In a letter to CMS Acting Administrator Patrick Conway, the 274 organizations pointed out the lack of incentives available to providers in risk-based Medicare Advantage contracts.
Some providers still remain under fee-for-service with the Medicare Advantage plans, however others have already moved to alternative payment models to receive Medicare Advantage revenue.
Recent research revealed the following about providers in risk-based Medicare Advantage contracts:
• Better patient outcomes than providers in fee-for-service-based Medicare Advantage arrangements
• Patients treated by the provider group had a 6 percent better survival rate than patients in the fee-for-service provider group
• Researchers reported that the providers in risk-based Medicare Advantage contracts saved over $2.07 million per 1,000 enrollees
“This striking delta is the result of a model that aligns incentives toward better quality care and higher patient satisfaction,” wrote CAPG and the other organizations. “The payment model from MA [Medicare Advantage] plan to MA provider is a driver of this quality difference.”
In order to move forward with the value-based care transition, the organizations encouraged CMS to incentivize risk-bearing Medicare Advantage contracts.
“Today, nearly a third of Medicare beneficiaries are enrolled in MA,” the letter stated. “In some counties, more than half of seniors are enrolled in an MA plan.

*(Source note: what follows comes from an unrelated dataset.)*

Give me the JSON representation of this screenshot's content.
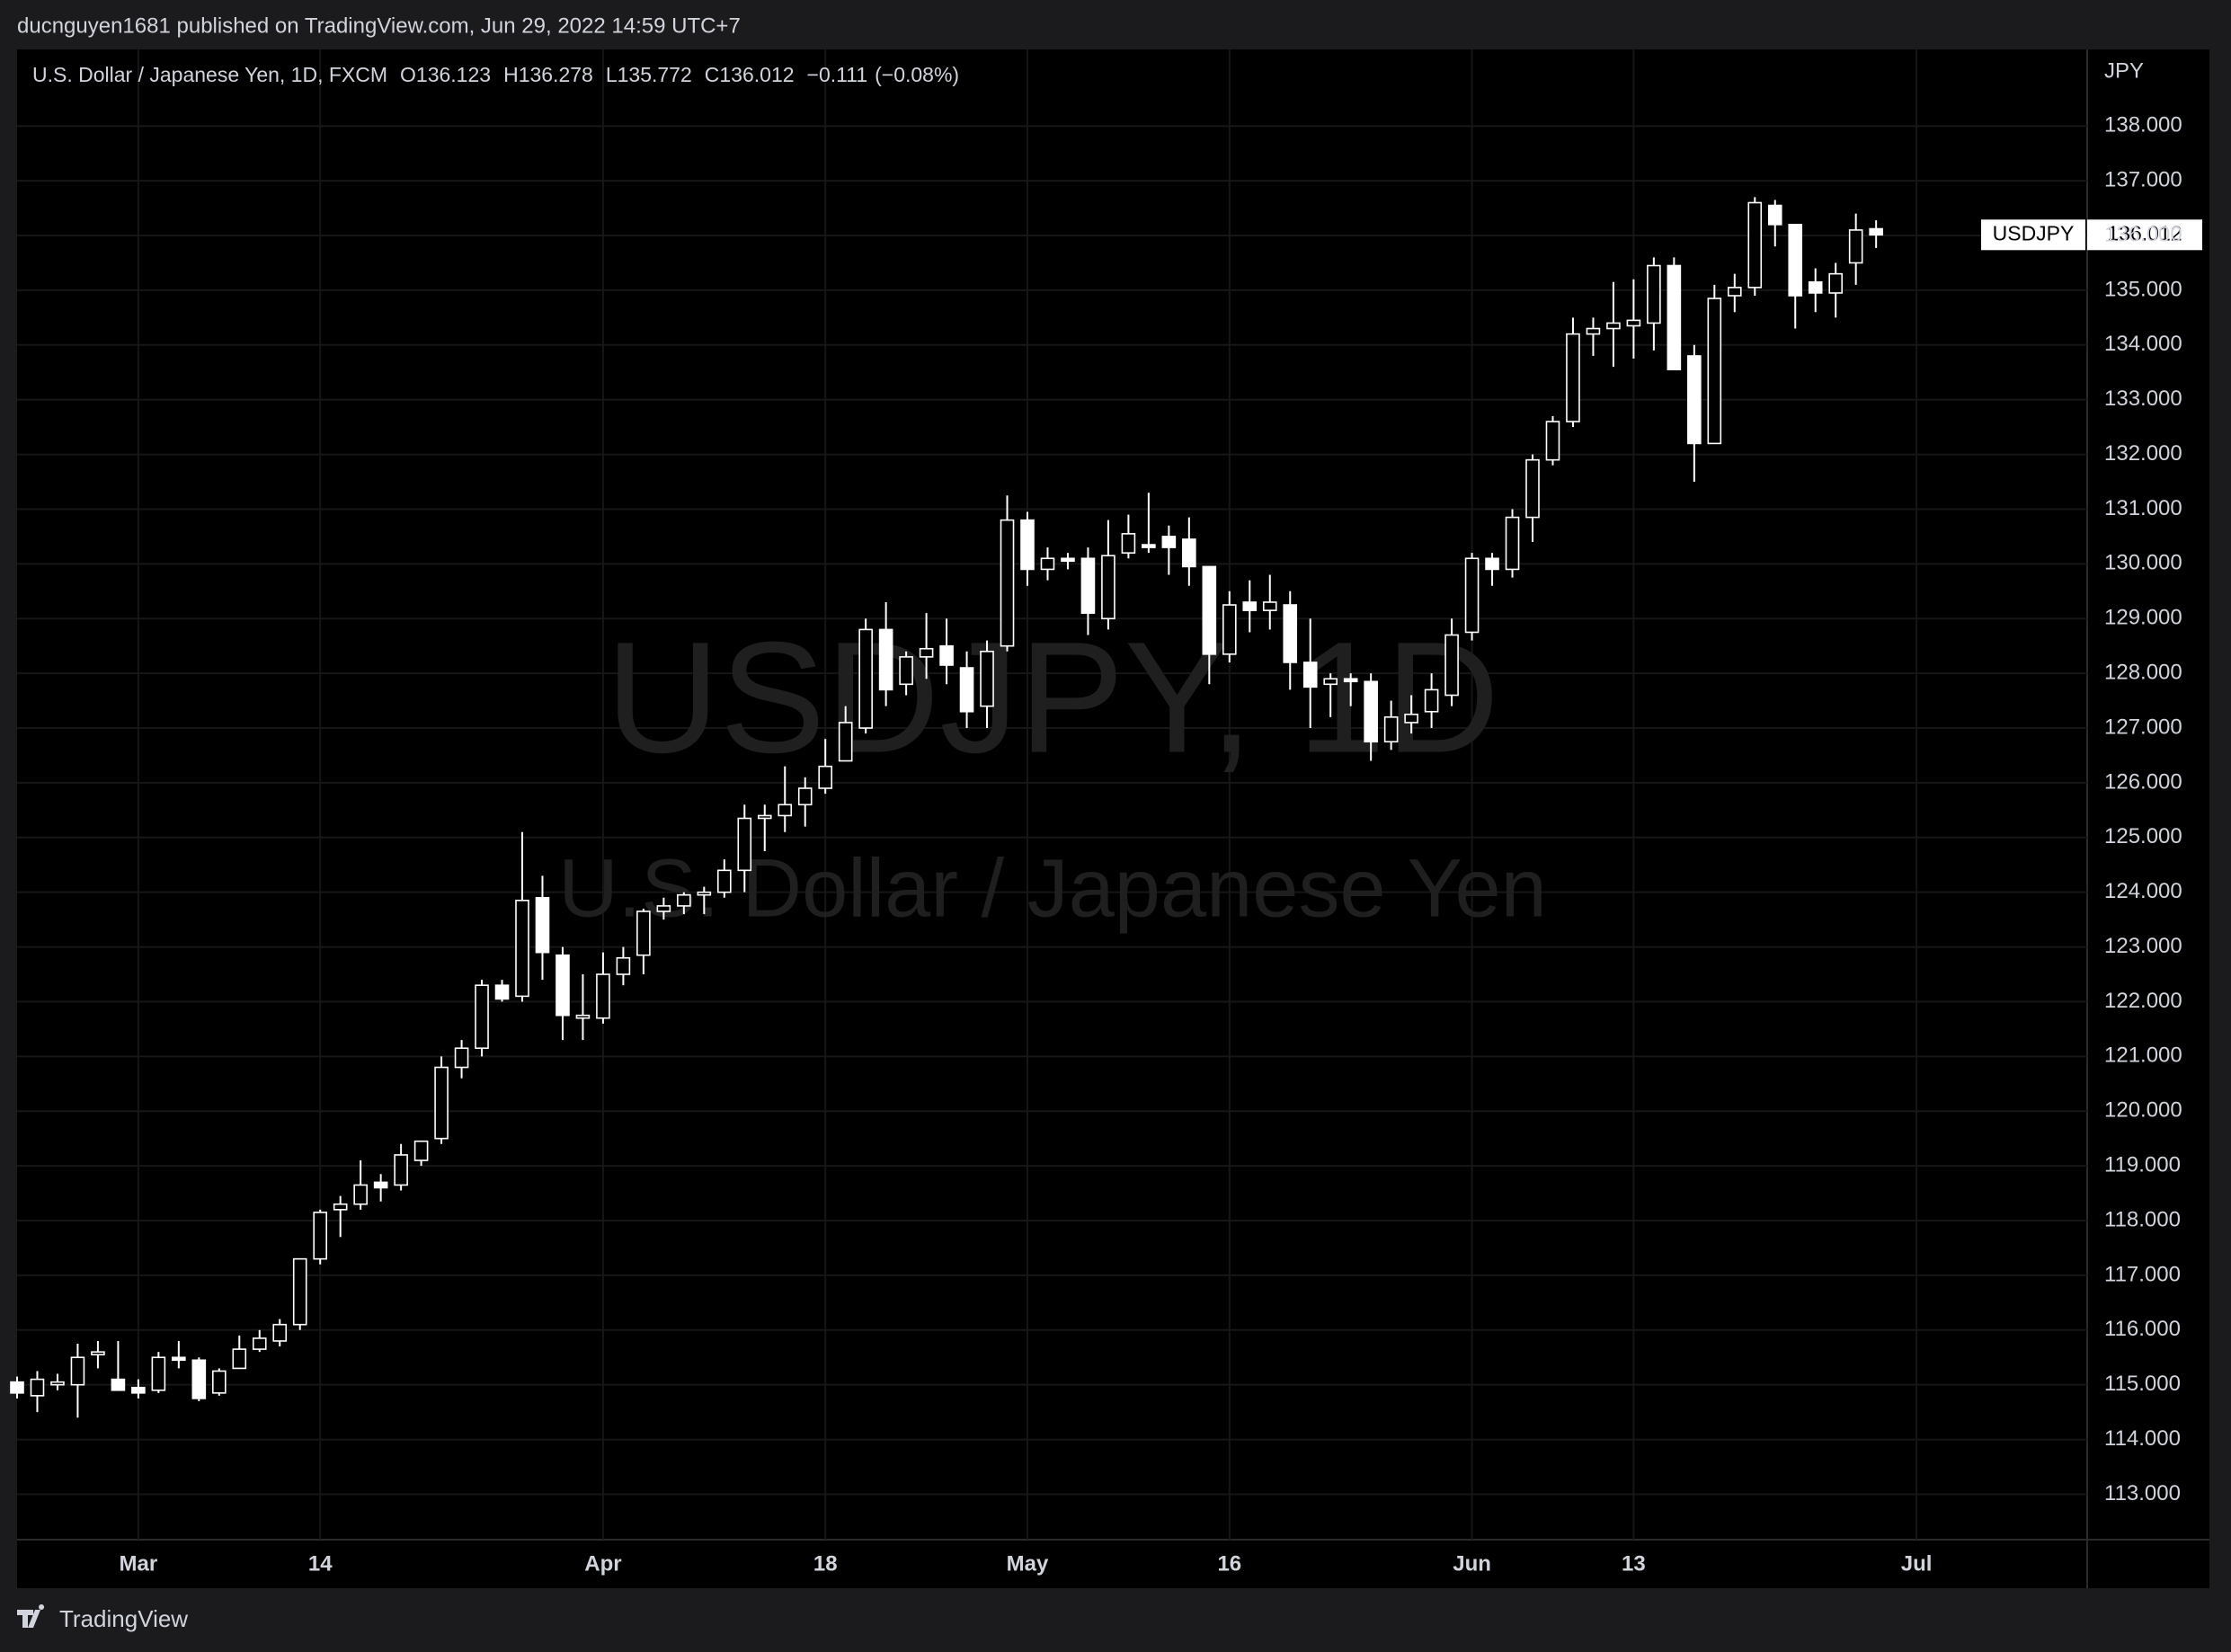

Overlooking the delivery system in MA is an oversight that thwarts the goals of a reformed delivery system as MA constitutes a growing share of Medicare.”

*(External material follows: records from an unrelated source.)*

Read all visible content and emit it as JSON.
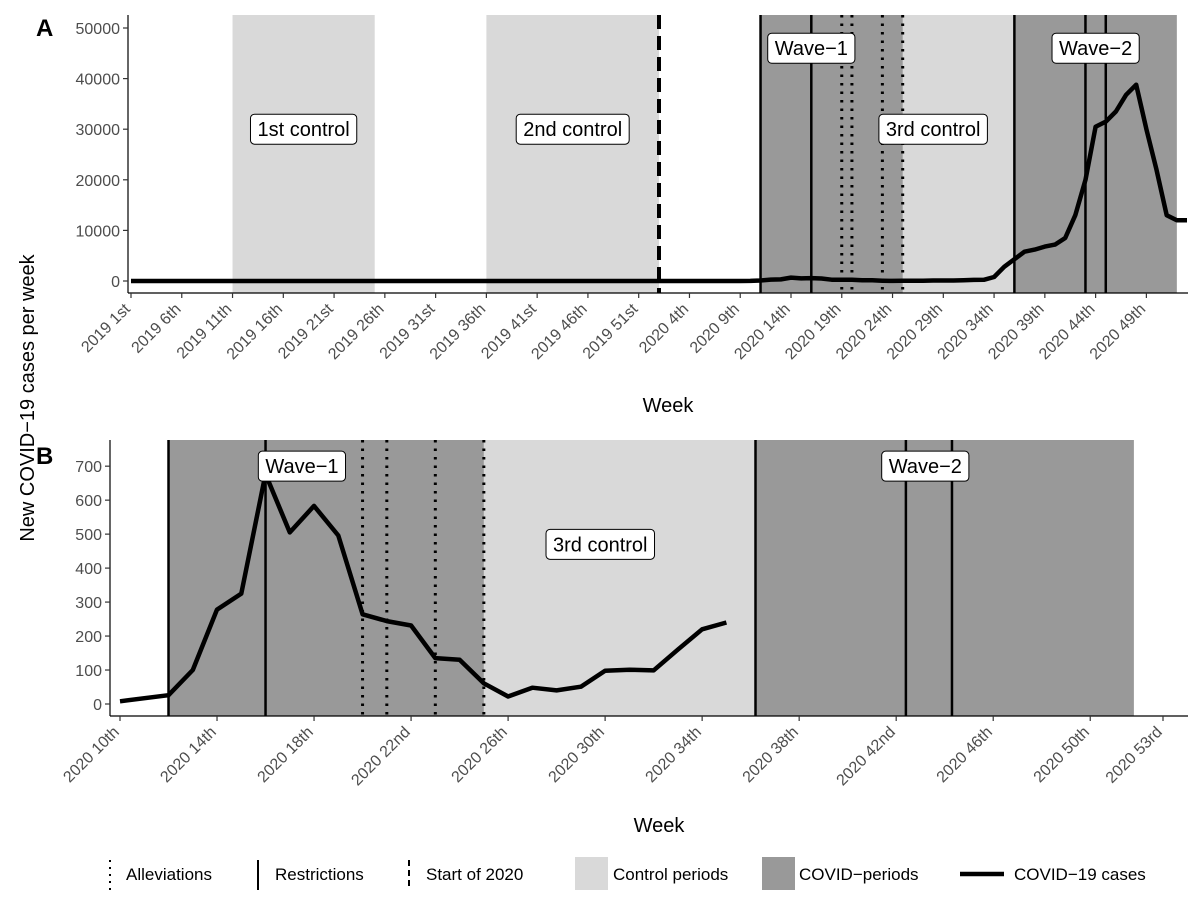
{
  "chart_data": {
    "type": "line",
    "y_axis_title": "New COVID−19 cases per week",
    "panels": [
      {
        "letter": "A",
        "xlabel": "Week",
        "x_range": [
          1,
          105
        ],
        "ylim": [
          0,
          50000
        ],
        "y_ticks": [
          0,
          10000,
          20000,
          30000,
          40000,
          50000
        ],
        "x_ticks": [
          {
            "x": 1,
            "label": "2019 1st"
          },
          {
            "x": 6,
            "label": "2019 6th"
          },
          {
            "x": 11,
            "label": "2019 11th"
          },
          {
            "x": 16,
            "label": "2019 16th"
          },
          {
            "x": 21,
            "label": "2019 21st"
          },
          {
            "x": 26,
            "label": "2019 26th"
          },
          {
            "x": 31,
            "label": "2019 31st"
          },
          {
            "x": 36,
            "label": "2019 36th"
          },
          {
            "x": 41,
            "label": "2019 41st"
          },
          {
            "x": 46,
            "label": "2019 46th"
          },
          {
            "x": 51,
            "label": "2019 51st"
          },
          {
            "x": 56,
            "label": "2020 4th"
          },
          {
            "x": 61,
            "label": "2020 9th"
          },
          {
            "x": 66,
            "label": "2020 14th"
          },
          {
            "x": 71,
            "label": "2020 19th"
          },
          {
            "x": 76,
            "label": "2020 24th"
          },
          {
            "x": 81,
            "label": "2020 29th"
          },
          {
            "x": 86,
            "label": "2020 34th"
          },
          {
            "x": 91,
            "label": "2020 39th"
          },
          {
            "x": 96,
            "label": "2020 44th"
          },
          {
            "x": 101,
            "label": "2020 49th"
          }
        ],
        "control_periods": [
          [
            11,
            25
          ],
          [
            36,
            53
          ],
          [
            70,
            88
          ]
        ],
        "covid_periods": [
          [
            63,
            77
          ],
          [
            88,
            104
          ]
        ],
        "restrictions": [
          63,
          68,
          88,
          95,
          97
        ],
        "alleviations": [
          71,
          72,
          75,
          77
        ],
        "start_of_2020": [
          53
        ],
        "labels": [
          {
            "text": "1st control",
            "x": 18,
            "y": 30000
          },
          {
            "text": "2nd control",
            "x": 44.5,
            "y": 30000
          },
          {
            "text": "Wave−1",
            "x": 68,
            "y": 46000
          },
          {
            "text": "3rd control",
            "x": 80,
            "y": 30000
          },
          {
            "text": "Wave−2",
            "x": 96,
            "y": 46000
          }
        ],
        "series": [
          {
            "x": [
              1,
              5,
              10,
              15,
              20,
              25,
              30,
              35,
              40,
              45,
              50,
              55,
              60,
              61,
              62,
              63,
              64,
              65,
              66,
              67,
              68,
              69,
              70,
              71,
              72,
              73,
              74,
              75,
              76,
              77,
              78,
              79,
              80,
              81,
              82,
              83,
              84,
              85,
              86,
              87,
              88,
              89,
              90,
              91,
              92,
              93,
              94,
              95,
              96,
              97,
              98,
              99,
              100,
              101,
              102,
              103,
              104,
              105
            ],
            "y": [
              0,
              0,
              0,
              0,
              0,
              0,
              0,
              0,
              0,
              0,
              0,
              0,
              0,
              8,
              26,
              100,
              278,
              325,
              677,
              505,
              583,
              496,
              264,
              244,
              231,
              135,
              130,
              61,
              22,
              48,
              40,
              51,
              98,
              101,
              99,
              160,
              220,
              240,
              800,
              2800,
              4300,
              5800,
              6200,
              6800,
              7200,
              8500,
              13000,
              20000,
              30500,
              31500,
              33500,
              36800,
              38800,
              30000,
              22000,
              13000,
              12000,
              12000
            ]
          }
        ]
      },
      {
        "letter": "B",
        "xlabel": "Week",
        "x_range": [
          10,
          53
        ],
        "ylim": [
          0,
          780
        ],
        "y_ticks": [
          0,
          100,
          200,
          300,
          400,
          500,
          600,
          700
        ],
        "x_ticks": [
          {
            "x": 10,
            "label": "2020 10th"
          },
          {
            "x": 14,
            "label": "2020 14th"
          },
          {
            "x": 18,
            "label": "2020 18th"
          },
          {
            "x": 22,
            "label": "2020 22nd"
          },
          {
            "x": 26,
            "label": "2020 26th"
          },
          {
            "x": 30,
            "label": "2020 30th"
          },
          {
            "x": 34,
            "label": "2020 34th"
          },
          {
            "x": 38,
            "label": "2020 38th"
          },
          {
            "x": 42,
            "label": "2020 42nd"
          },
          {
            "x": 46,
            "label": "2020 46th"
          },
          {
            "x": 50,
            "label": "2020 50th"
          },
          {
            "x": 53,
            "label": "2020 53rd"
          }
        ],
        "control_periods": [
          [
            25,
            36.2
          ]
        ],
        "covid_periods": [
          [
            12,
            25
          ],
          [
            36.2,
            51.8
          ]
        ],
        "restrictions": [
          12,
          16,
          36.2,
          42.4,
          44.3
        ],
        "alleviations": [
          20,
          21,
          23,
          25
        ],
        "start_of_2020": [],
        "labels": [
          {
            "text": "Wave−1",
            "x": 17.5,
            "y": 700
          },
          {
            "text": "3rd control",
            "x": 29.8,
            "y": 470
          },
          {
            "text": "Wave−2",
            "x": 43.2,
            "y": 700
          }
        ],
        "series": [
          {
            "x": [
              10,
              12,
              13,
              14,
              15,
              16,
              17,
              18,
              19,
              20,
              21,
              22,
              23,
              24,
              25,
              26,
              27,
              28,
              29,
              30,
              31,
              32,
              33,
              34,
              35
            ],
            "y": [
              8,
              26,
              100,
              278,
              325,
              677,
              505,
              583,
              496,
              264,
              244,
              231,
              135,
              130,
              61,
              22,
              48,
              40,
              51,
              98,
              101,
              99,
              160,
              220,
              240
            ]
          }
        ]
      }
    ],
    "legend": {
      "position": "bottom",
      "items": [
        {
          "key": "alleviations",
          "label": "Alleviations",
          "style": "dotted"
        },
        {
          "key": "restrictions",
          "label": "Restrictions",
          "style": "solid"
        },
        {
          "key": "start2020",
          "label": "Start of 2020",
          "style": "dashed"
        },
        {
          "key": "control",
          "label": "Control periods",
          "color": "#d9d9d9"
        },
        {
          "key": "covid",
          "label": "COVID−periods",
          "color": "#999999"
        },
        {
          "key": "cases",
          "label": "COVID−19 cases",
          "color": "#000000"
        }
      ]
    }
  }
}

In addition, CMS should implement more plans and providers to take on risk-based Medicare Advantage contracts.
Only 20 percent of Medicare Advantage plan provider compensation arrangements include more than nominal financial risk, reported Healthcare Payment Learning & Action Network in October 2016.
“Given the striking quality difference in MA APMs, we see this as a substantial opportunity to improve the delivery system and quality of care for seniors,” the organizations wrote.

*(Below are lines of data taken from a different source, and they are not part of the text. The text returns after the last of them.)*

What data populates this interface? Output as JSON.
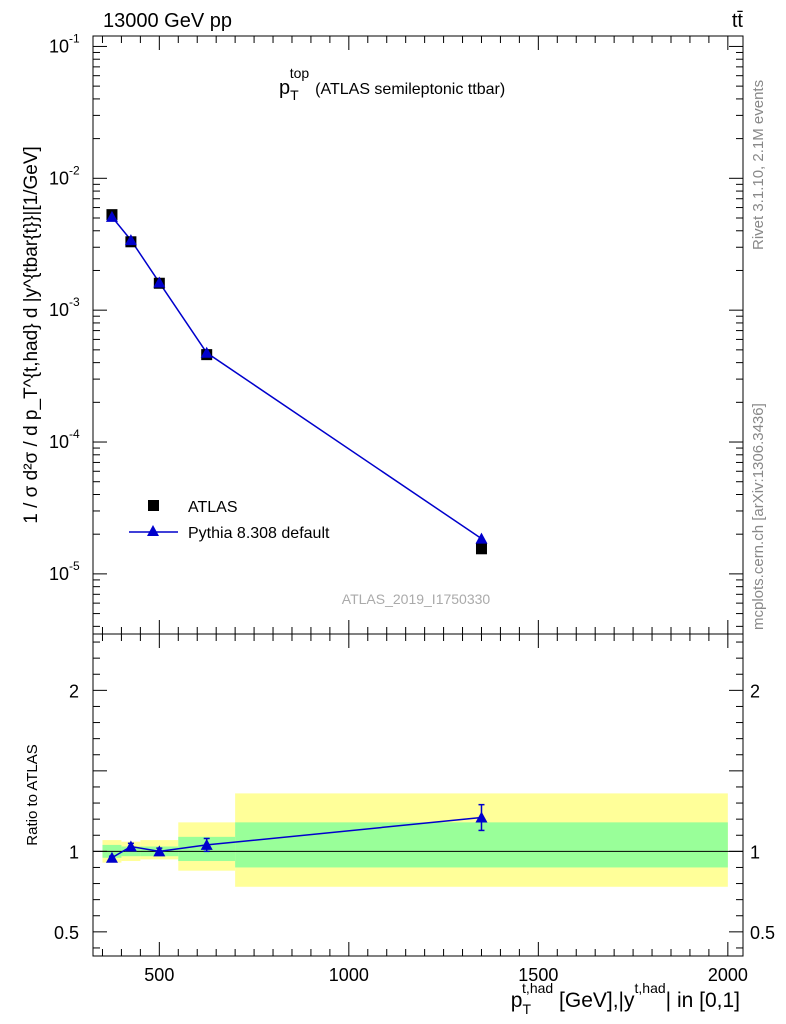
{
  "header": {
    "energy_label": "13000 GeV pp",
    "process_label": "tt̄"
  },
  "side_labels": {
    "rivet": "Rivet 3.1.10,  2.1M events",
    "mcplots": "mcplots.cern.ch [arXiv:1306.3436]"
  },
  "chart_data": [
    {
      "type": "scatter",
      "panel": "main",
      "title": "p_T^top (ATLAS semileptonic ttbar)",
      "title_main": "p",
      "title_sub": "T",
      "title_sup": "top",
      "title_rest": "(ATLAS semileptonic ttbar)",
      "analysis_id": "ATLAS_2019_I1750330",
      "ylabel": "1 / σ d²σ / d p_T^{t,had} d |y^{tbar{t}}|[1/GeV]",
      "yscale": "log",
      "xlim": [
        325,
        2040
      ],
      "ylim": [
        3.5e-06,
        0.12
      ],
      "y_ticks": [
        {
          "value": 1e-05,
          "label": "10",
          "exp": "-5"
        },
        {
          "value": 0.0001,
          "label": "10",
          "exp": "-4"
        },
        {
          "value": 0.001,
          "label": "10",
          "exp": "-3"
        },
        {
          "value": 0.01,
          "label": "10",
          "exp": "-2"
        },
        {
          "value": 0.1,
          "label": "10",
          "exp": "-1"
        }
      ],
      "legend": {
        "placement": "bottom-left",
        "entries": [
          "ATLAS",
          "Pythia 8.308 default"
        ]
      },
      "series": [
        {
          "name": "ATLAS",
          "marker": "square",
          "color": "#000000",
          "x": [
            375,
            425,
            500,
            625,
            1350
          ],
          "y": [
            0.0053,
            0.0033,
            0.0016,
            0.00046,
            1.55e-05
          ]
        },
        {
          "name": "Pythia 8.308 default",
          "marker": "triangle",
          "color": "#0000cc",
          "x": [
            375,
            425,
            500,
            625,
            1350
          ],
          "y": [
            0.0051,
            0.0034,
            0.00162,
            0.000475,
            1.85e-05
          ],
          "yerr": [
            0,
            0,
            0,
            0,
            1.5e-06
          ]
        }
      ]
    },
    {
      "type": "scatter",
      "panel": "ratio",
      "ylabel": "Ratio to ATLAS",
      "xlabel": "p_T^{t,had} [GeV],|y^{t,had}| in [0,1]",
      "xlabel_main": "p",
      "xlabel_sub": "T",
      "xlabel_sup": "t,had",
      "xlabel_mid": " [GeV],|y",
      "xlabel_sup2": "t,had",
      "xlabel_rest": "| in [0,1]",
      "xlim": [
        325,
        2040
      ],
      "ylim": [
        0.35,
        2.35
      ],
      "x_ticks": [
        500,
        1000,
        1500,
        2000
      ],
      "y_ticks": [
        0.5,
        1,
        2
      ],
      "reference_line": 1,
      "bands": [
        {
          "x0": 350,
          "x1": 400,
          "inner": [
            0.96,
            1.04
          ],
          "outer": [
            0.93,
            1.07
          ]
        },
        {
          "x0": 400,
          "x1": 450,
          "inner": [
            0.97,
            1.03
          ],
          "outer": [
            0.94,
            1.06
          ]
        },
        {
          "x0": 450,
          "x1": 550,
          "inner": [
            0.97,
            1.03
          ],
          "outer": [
            0.95,
            1.07
          ]
        },
        {
          "x0": 550,
          "x1": 700,
          "inner": [
            0.94,
            1.09
          ],
          "outer": [
            0.88,
            1.18
          ]
        },
        {
          "x0": 700,
          "x1": 2000,
          "inner": [
            0.9,
            1.18
          ],
          "outer": [
            0.78,
            1.36
          ]
        }
      ],
      "band_colors": {
        "inner": "#99ff99",
        "outer": "#ffff99"
      },
      "series": [
        {
          "name": "Pythia 8.308 default",
          "marker": "triangle",
          "color": "#0000cc",
          "x": [
            375,
            425,
            500,
            625,
            1350
          ],
          "y": [
            0.96,
            1.03,
            1.0,
            1.04,
            1.21
          ],
          "yerr": [
            0.01,
            0.02,
            0.02,
            0.04,
            0.08
          ]
        }
      ]
    }
  ]
}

To develop financial rewards for providers assuming risk under Medicare Advantage contracts, the organizations offered CMS the following recommendations:
• Include Medicare Advantage risk between the plans and providers as part of the Advanced APM track’s participation requirements
• Create an Advanced APM specifically for Medicare Advantage
“This structure should be the same as MACRA in that once a physician group and health plan take enough risk to exceed predetermined thresholds, CMS should make Part C incentive payments to plans and physician groups to encourage greater risk-sharing and higher quality care over time,” wrote the organizations.
CMS plans to release the final rule on April 3.